Farye verstand. »Du meinst den Posizid und die Datensintflut, nicht wahr?«

Er nickte kurz, den Blick noch immer auf die Milchstraße gerichtet. »Etwas hat die Datenbestände von Positroniken gelöscht, und zwar überall in der Galaxis, soweit wir wissen. Anschließend kam es zu einem Phänomen, das ›Datensintflut‹ genannt wird: Speicherbanken wurden mit abstrakten und absurden Daten gefüllt, die sich teilweise widersprechen. Dort draußen ...« Rhodan deutete auf die Milchstraße. »... fällt es schwer, Richtig von Falsch zu unterscheiden, historische Fakten von Lügen zu trennen.«

»Dort draußen«, wiederholte Farye leise. »Und hier drinnen?«

Rhodan nickte erneut. »Das ist der Punkt. Die BJO BREISKOLL und unser Mutterschiff, die RAS TSCHUBAI, sind von Posizid und Datensintflut nicht betroffen. Unsere Zentralrechner, OXFORD an Bord dieses Schiffes und ANANSI in der RAS TSCHUBAI, verfügen über korrekte Daten. Das bedeutet: Wir sind die Hüter unserer Geschichte, die Bewahrer der Wahrheit. Unsere Datenbestände geben den echten, tatsächlichen Hintergrund der Menschheit wieder. Sie definieren die terranische Identität und legen Zeugnis davon ab, was Terra und die Menschheit für die Galaxis geleistet haben.«

Kurze Stille folgte diesen Worten.

»Jemand versucht, all das auszulöschen«, fügte Rhodan hinzu. »Wer und warum?«

»Wenn du diese Frage an mich richtest: Ich weiß es nicht und kann nur spekulieren. Vielleicht stecken die Cairaner dahinter. Aber wir sollten uns hüten, voreilige Schlüsse zu ziehen.«

»Da bin ich ganz deiner Meinung.« Rhodan räusperte sich. »Es gibt da noch etwas ...«

»Du fragst dich, wem oder was wir trauen können.«

Perry Rhodan richtete einen erstaunten Blick auf seine Enkelin.

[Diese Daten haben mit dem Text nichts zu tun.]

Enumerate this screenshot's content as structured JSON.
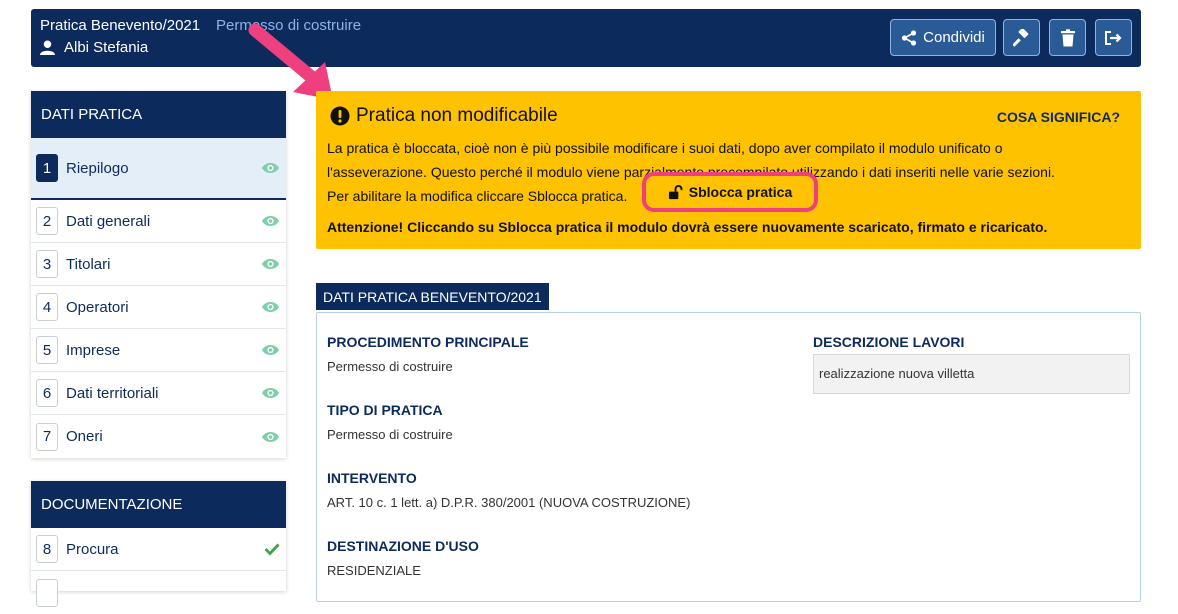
{
  "header": {
    "title": "Pratica Benevento/2021",
    "subtitle": "Permesso di costruire",
    "user": "Albi Stefania",
    "share_label": "Condividi"
  },
  "sidebar": {
    "dati_pratica_title": "DATI PRATICA",
    "items": [
      {
        "num": "1",
        "label": "Riepilogo"
      },
      {
        "num": "2",
        "label": "Dati generali"
      },
      {
        "num": "3",
        "label": "Titolari"
      },
      {
        "num": "4",
        "label": "Operatori"
      },
      {
        "num": "5",
        "label": "Imprese"
      },
      {
        "num": "6",
        "label": "Dati territoriali"
      },
      {
        "num": "7",
        "label": "Oneri"
      }
    ],
    "documentazione_title": "DOCUMENTAZIONE",
    "doc_items": [
      {
        "num": "8",
        "label": "Procura"
      }
    ]
  },
  "alert": {
    "title": "Pratica non modificabile",
    "link": "COSA SIGNIFICA?",
    "text_line1": "La pratica è bloccata, cioè non è più possibile modificare i suoi dati, dopo aver compilato il modulo unificato o",
    "text_line2": "l'asseverazione. Questo perché il modulo viene parzialmente precompilato utilizzando i dati inseriti nelle varie sezioni.",
    "text_line3": "Per abilitare la modifica cliccare Sblocca pratica.",
    "unlock_label": "Sblocca pratica",
    "warning": "Attenzione! Cliccando su Sblocca pratica il modulo dovrà essere nuovamente scaricato, firmato e ricaricato."
  },
  "section": {
    "tab": "DATI PRATICA BENEVENTO/2021",
    "procedimento_label": "PROCEDIMENTO PRINCIPALE",
    "procedimento_value": "Permesso di costruire",
    "tipo_label": "TIPO DI PRATICA",
    "tipo_value": "Permesso di costruire",
    "intervento_label": "INTERVENTO",
    "intervento_value": "ART. 10 c. 1 lett. a) D.P.R. 380/2001 (NUOVA COSTRUZIONE)",
    "destinazione_label": "DESTINAZIONE D'USO",
    "destinazione_value": "RESIDENZIALE",
    "descrizione_label": "DESCRIZIONE LAVORI",
    "descrizione_value": "realizzazione nuova villetta"
  },
  "colors": {
    "navy": "#0d2a5c",
    "alert_yellow": "#ffc200",
    "highlight_pink": "#ee3f7f",
    "eye_green": "#7ccfa8",
    "check_green": "#3fa34d"
  },
  "icons": [
    "user-icon",
    "share-icon",
    "hammer-icon",
    "trash-icon",
    "exit-icon",
    "exclamation-icon",
    "unlock-icon",
    "eye-icon",
    "check-icon",
    "arrow-annotation"
  ]
}
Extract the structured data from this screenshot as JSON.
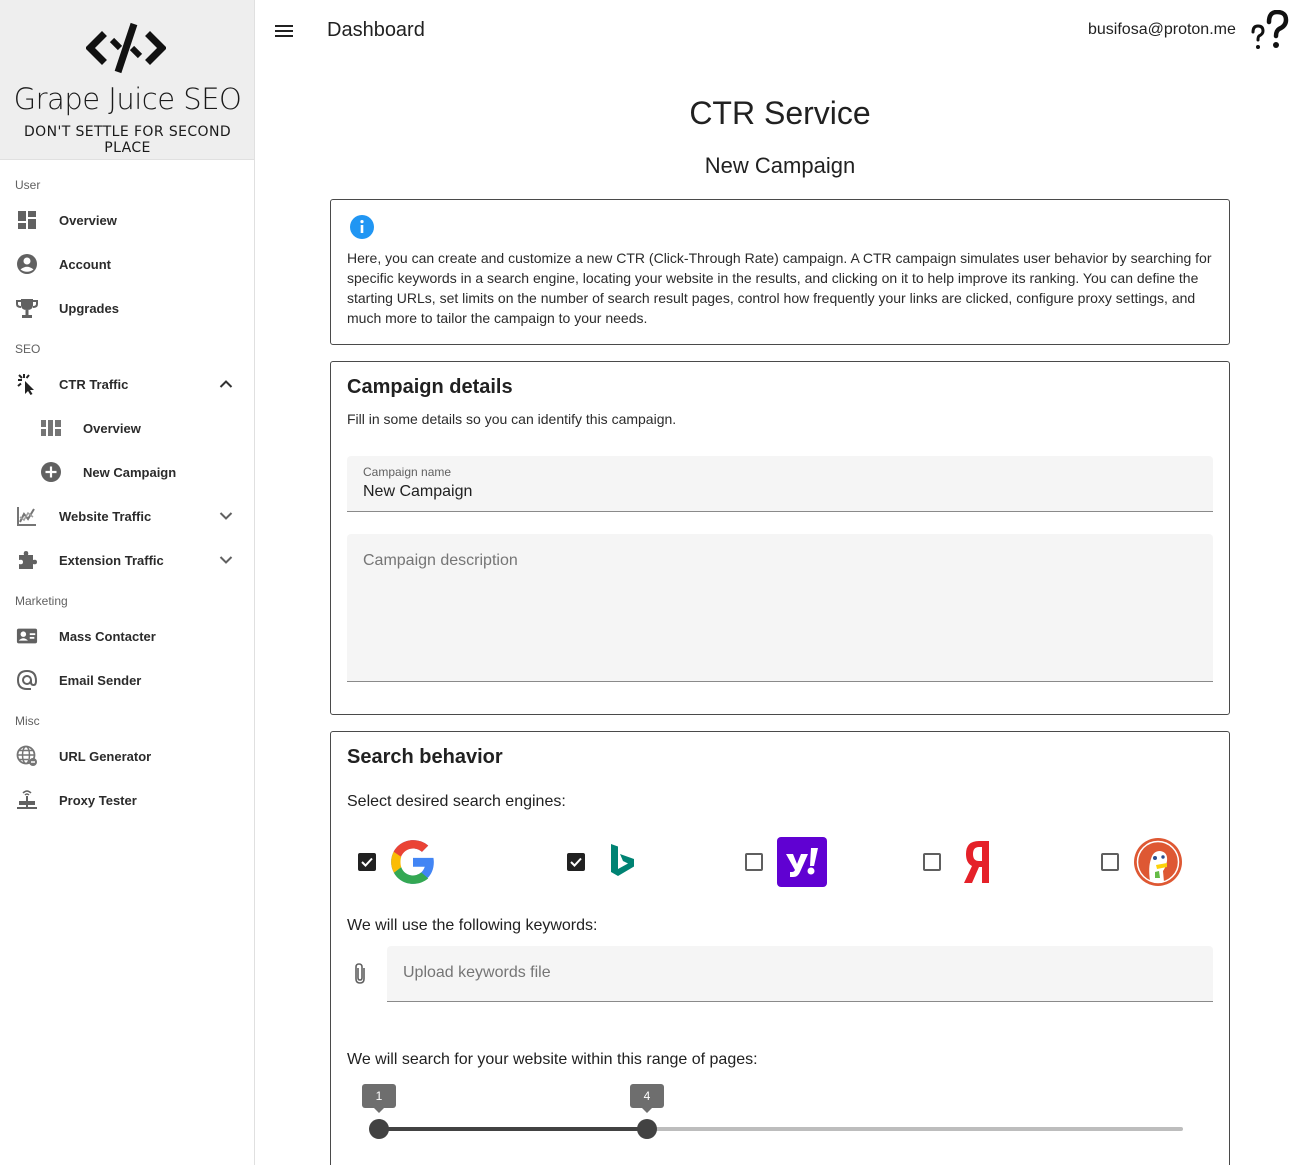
{
  "brand": {
    "name": "Grape Juice SEO",
    "tagline": "DON'T SETTLE FOR SECOND PLACE"
  },
  "sidebar": {
    "sections": {
      "user": "User",
      "seo": "SEO",
      "marketing": "Marketing",
      "misc": "Misc"
    },
    "items": [
      {
        "label": "Overview",
        "icon": "dashboard-icon"
      },
      {
        "label": "Account",
        "icon": "account-circle-icon"
      },
      {
        "label": "Upgrades",
        "icon": "trophy-icon"
      },
      {
        "label": "CTR Traffic",
        "icon": "click-cursor-icon",
        "expanded": true
      },
      {
        "label": "Overview",
        "icon": "grid-view-icon"
      },
      {
        "label": "New Campaign",
        "icon": "add-circle-icon"
      },
      {
        "label": "Website Traffic",
        "icon": "trending-chart-icon",
        "expanded": false
      },
      {
        "label": "Extension Traffic",
        "icon": "puzzle-icon",
        "expanded": false
      },
      {
        "label": "Mass Contacter",
        "icon": "contact-card-icon"
      },
      {
        "label": "Email Sender",
        "icon": "at-sign-icon"
      },
      {
        "label": "URL Generator",
        "icon": "globe-link-icon"
      },
      {
        "label": "Proxy Tester",
        "icon": "network-icon"
      }
    ]
  },
  "header": {
    "title": "Dashboard",
    "user_email": "busifosa@proton.me"
  },
  "page": {
    "title": "CTR Service",
    "subtitle": "New Campaign"
  },
  "info": {
    "text": "Here, you can create and customize a new CTR (Click-Through Rate) campaign. A CTR campaign simulates user behavior by searching for specific keywords in a search engine, locating your website in the results, and clicking on it to help improve its ranking. You can define the starting URLs, set limits on the number of search result pages, control how frequently your links are clicked, configure proxy settings, and much more to tailor the campaign to your needs."
  },
  "details": {
    "title": "Campaign details",
    "description": "Fill in some details so you can identify this campaign.",
    "name_label": "Campaign name",
    "name_value": "New Campaign",
    "desc_placeholder": "Campaign description"
  },
  "search": {
    "title": "Search behavior",
    "engines_prompt": "Select desired search engines:",
    "engines": [
      {
        "name": "google",
        "checked": true
      },
      {
        "name": "bing",
        "checked": true
      },
      {
        "name": "yahoo",
        "checked": false
      },
      {
        "name": "yandex",
        "checked": false
      },
      {
        "name": "duckduckgo",
        "checked": false
      }
    ],
    "keywords_prompt": "We will use the following keywords:",
    "upload_placeholder": "Upload keywords file",
    "range_prompt": "We will search for your website within this range of pages:",
    "range": {
      "min": 1,
      "max": 10,
      "low": 1,
      "high": 4,
      "low_label": "1",
      "high_label": "4"
    }
  },
  "colors": {
    "accent": "#212121",
    "info_blue": "#2196f3",
    "yahoo_purple": "#6001d2",
    "yandex_red": "#fc3f1d",
    "ddg_orange": "#de5833",
    "bing_teal": "#008373"
  }
}
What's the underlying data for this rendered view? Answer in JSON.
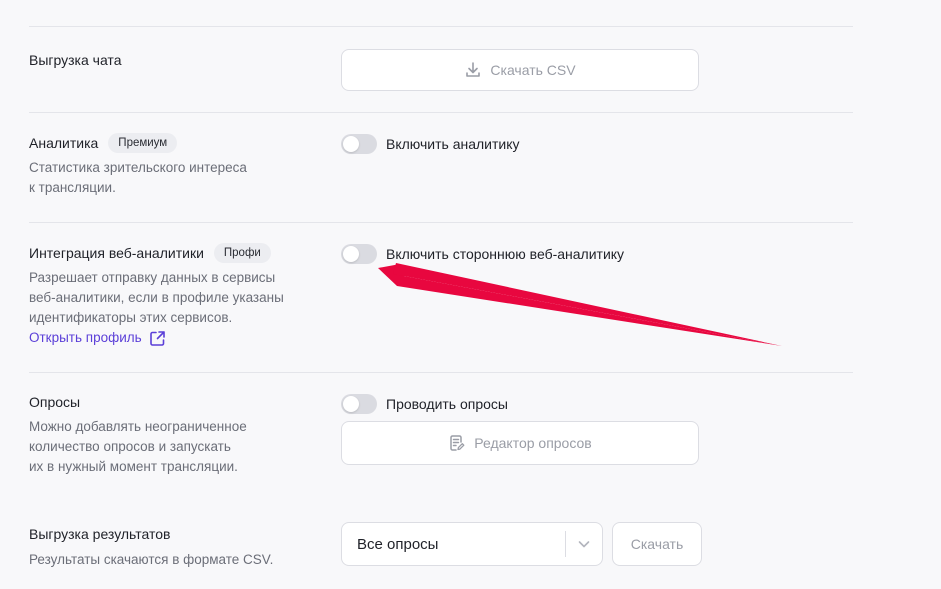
{
  "chat_export": {
    "title": "Выгрузка чата",
    "button_label": "Скачать CSV",
    "button_icon": "download-icon"
  },
  "analytics": {
    "title": "Аналитика",
    "badge": "Премиум",
    "desc_line1": "Статистика зрительского интереса",
    "desc_line2": "к трансляции.",
    "toggle_label": "Включить аналитику",
    "toggle_on": false
  },
  "web_analytics": {
    "title": "Интеграция веб-аналитики",
    "badge": "Профи",
    "desc_line1": "Разрешает отправку данных в сервисы",
    "desc_line2": "веб-аналитики, если в профиле указаны",
    "desc_line3": "идентификаторы этих сервисов.",
    "link_label": "Открыть профиль",
    "link_icon": "external-link-icon",
    "toggle_label": "Включить стороннюю веб-аналитику",
    "toggle_on": false
  },
  "polls": {
    "title": "Опросы",
    "desc_line1": "Можно добавлять неограниченное",
    "desc_line2": "количество опросов и запускать",
    "desc_line3": "их в нужный момент трансляции.",
    "toggle_label": "Проводить опросы",
    "toggle_on": false,
    "editor_label": "Редактор опросов",
    "editor_icon": "clipboard-edit-icon"
  },
  "results_export": {
    "title": "Выгрузка результатов",
    "desc": "Результаты скачаются в формате CSV.",
    "select_value": "Все опросы",
    "download_label": "Скачать"
  },
  "colors": {
    "accent_link": "#5b3fd8",
    "annotation_arrow": "#e8073f",
    "toggle_off": "#dadbe1"
  }
}
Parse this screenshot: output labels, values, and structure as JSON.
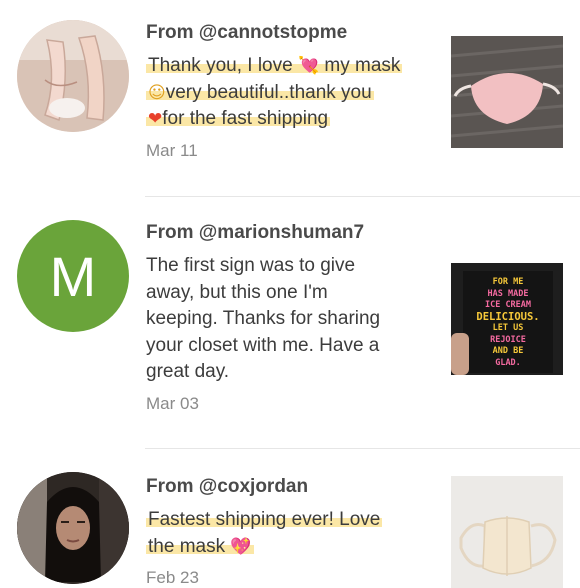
{
  "reviews": [
    {
      "from": "From @cannotstopme",
      "message_lines": [
        "Thank you, I love ",
        " my mask",
        "very beautiful..thank you",
        "for the fast shipping"
      ],
      "date": "Mar 11",
      "avatar_icon": "shoes-photo",
      "thumb_icon": "pink-mask-photo"
    },
    {
      "from": "From @marionshuman7",
      "message_lines": [
        "The first sign was to give",
        "away, but this one I'm",
        "keeping. Thanks for sharing",
        "your closet with me. Have a",
        "great day."
      ],
      "date": "Mar 03",
      "avatar_letter": "M",
      "avatar_color": "#6aa43a",
      "thumb_icon": "sign-photo",
      "thumb_text": [
        "FOR ME",
        "HAS MADE",
        "ICE CREAM",
        "DELICIOUS.",
        "LET US",
        "REJOICE",
        "AND BE",
        "GLAD."
      ]
    },
    {
      "from": "From @coxjordan",
      "message_lines": [
        "Fastest shipping ever! Love",
        "the mask"
      ],
      "date": "Feb 23",
      "avatar_icon": "woman-portrait-photo",
      "thumb_icon": "cream-mask-photo"
    }
  ],
  "highlight_color": "#fbe7a6"
}
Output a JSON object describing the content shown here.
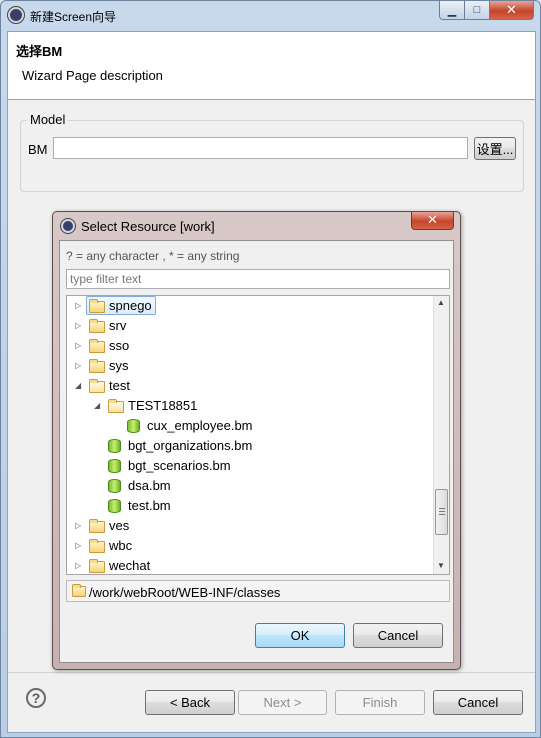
{
  "window": {
    "title": "新建Screen向导",
    "min_glyph": "▁",
    "max_glyph": "□",
    "close_glyph": "✕"
  },
  "header": {
    "title": "选择BM",
    "description": "Wizard Page description"
  },
  "model_group": {
    "label": "Model",
    "bm_label": "BM",
    "bm_value": "",
    "settings_button": "设置..."
  },
  "dialog": {
    "title": "Select Resource [work]",
    "close_glyph": "✕",
    "hint": "? = any character , * = any string",
    "filter_placeholder": "type filter text",
    "tree": [
      {
        "label": "spnego",
        "type": "folder",
        "depth": 0,
        "expanded": false,
        "selected": true
      },
      {
        "label": "srv",
        "type": "folder",
        "depth": 0,
        "expanded": false
      },
      {
        "label": "sso",
        "type": "folder",
        "depth": 0,
        "expanded": false
      },
      {
        "label": "sys",
        "type": "folder",
        "depth": 0,
        "expanded": false
      },
      {
        "label": "test",
        "type": "folder",
        "depth": 0,
        "expanded": true
      },
      {
        "label": "TEST18851",
        "type": "folder",
        "depth": 1,
        "expanded": true
      },
      {
        "label": "cux_employee.bm",
        "type": "bm",
        "depth": 2
      },
      {
        "label": "bgt_organizations.bm",
        "type": "bm",
        "depth": 1
      },
      {
        "label": "bgt_scenarios.bm",
        "type": "bm",
        "depth": 1
      },
      {
        "label": "dsa.bm",
        "type": "bm",
        "depth": 1
      },
      {
        "label": "test.bm",
        "type": "bm",
        "depth": 1
      },
      {
        "label": "ves",
        "type": "folder",
        "depth": 0,
        "expanded": false
      },
      {
        "label": "wbc",
        "type": "folder",
        "depth": 0,
        "expanded": false
      },
      {
        "label": "wechat",
        "type": "folder",
        "depth": 0,
        "expanded": false
      }
    ],
    "path": "/work/webRoot/WEB-INF/classes",
    "ok_label": "OK",
    "cancel_label": "Cancel"
  },
  "footer": {
    "help_glyph": "?",
    "back_label": "< Back",
    "next_label": "Next >",
    "finish_label": "Finish",
    "cancel_label": "Cancel"
  }
}
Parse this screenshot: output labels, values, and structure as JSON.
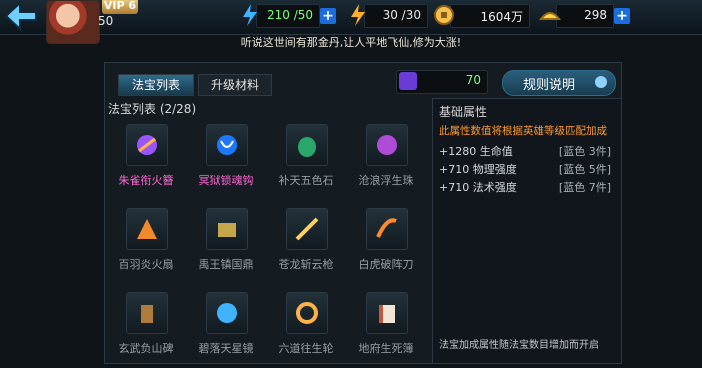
{
  "top": {
    "vip": "VIP 6",
    "level": "50",
    "stamina": "210 /50",
    "energy": "30 /30",
    "coins": "1604万",
    "ingots": "298",
    "ticker": "听说这世间有那金丹,让人平地飞仙,修为大涨!"
  },
  "tabs": [
    "法宝列表",
    "升级材料"
  ],
  "list_title": "法宝列表 (2/28)",
  "points": "70",
  "rules_label": "规则说明",
  "treasures": [
    {
      "name": "朱雀衔火簪",
      "color": "pink"
    },
    {
      "name": "冥狱锁魂钩",
      "color": "pink"
    },
    {
      "name": "补天五色石",
      "color": "gray"
    },
    {
      "name": "沧浪浮生珠",
      "color": "gray"
    },
    {
      "name": "百羽炎火扇",
      "color": "gray"
    },
    {
      "name": "禹王镇国鼎",
      "color": "gray"
    },
    {
      "name": "苍龙斩云枪",
      "color": "gray"
    },
    {
      "name": "白虎破阵刀",
      "color": "gray"
    },
    {
      "name": "玄武负山碑",
      "color": "gray"
    },
    {
      "name": "碧落天星镜",
      "color": "gray"
    },
    {
      "name": "六道往生轮",
      "color": "gray"
    },
    {
      "name": "地府生死簿",
      "color": "gray"
    }
  ],
  "attributes": {
    "title": "基础属性",
    "desc": "此属性数值将根据英雄等级匹配加成",
    "rows": [
      {
        "left": "+1280 生命值",
        "right": "[蓝色 3件]"
      },
      {
        "left": "+710 物理强度",
        "right": "[蓝色 5件]"
      },
      {
        "left": "+710 法术强度",
        "right": "[蓝色 7件]"
      }
    ],
    "footer": "法宝加成属性随法宝数目增加而开启"
  },
  "colors": {
    "accent": "#2f6b8c",
    "pink": "#ff6ad5",
    "gray": "#97a0a7",
    "plus": "#1b6ddd"
  }
}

Sie lächelte kurz. »Nicht nur du hast nachgedacht. Es geht um Zemina Paath und darum, was vor unserem Erwachen aus der Suspension an Bord der RAS TSCHUBAI geschehen ist. Zemina scheint unser Vertrauen – insbesondere deines – zu verdienen. Ich fühle nichts Falsches bei ihr. Nenn es ... weibliche Intuition.«

»Der Schein kann trügen.« Rhodan sprach behutsam und lauschte dem Klang der eigenen Worte. »Sie war bereits an Bord der RAS TSCHUBAI, als ich erwachte. Es war ihr gelungen, alle Sicherheitsbarrieren zu durchdringen. Ihr stehen Möglichkeiten zur Verfügung, die sich unserer Kenntnis entziehen. Wir wissen nicht, wie lange sie sich schon an Bord befand und was sie getan hat. Unsere Erinnerungen und die Datenbestände von OXFORD und ANANSI könnten falsch sein. Manipuliert. Verändert.«

»In einem unendlichen Universum gibt es unendlich viele Möglichkeiten«, sagte Farye. »Die meisten von ihnen sind allerdings sehr unwahrscheinlich.« Ein neues Lächeln erschien auf ihren Lippen, aber nur kurz. »Lieber Herr Ex-Großadministrator und was du alles in deinem langen Leben gewesen bist: Man kann sich auch zu viele Dinge in den Kopf setzen, was mein unsterblicher Großvater eigentlich mindestens ebenso gut wissen sollte wie ich. Nachdenken kann zu Grübeln werden, und wenn das Grübeln zu lange dauert, legt man sich damit Fesseln an. Du hast es eben selbst gesagt: Es kommt darauf an, den Überblick zu wahren.«

Sie beugte sich im Sessel vor. »Um deine Frage zu beantworten, warum ich hierhergekommen bin ...« Sie zögerte.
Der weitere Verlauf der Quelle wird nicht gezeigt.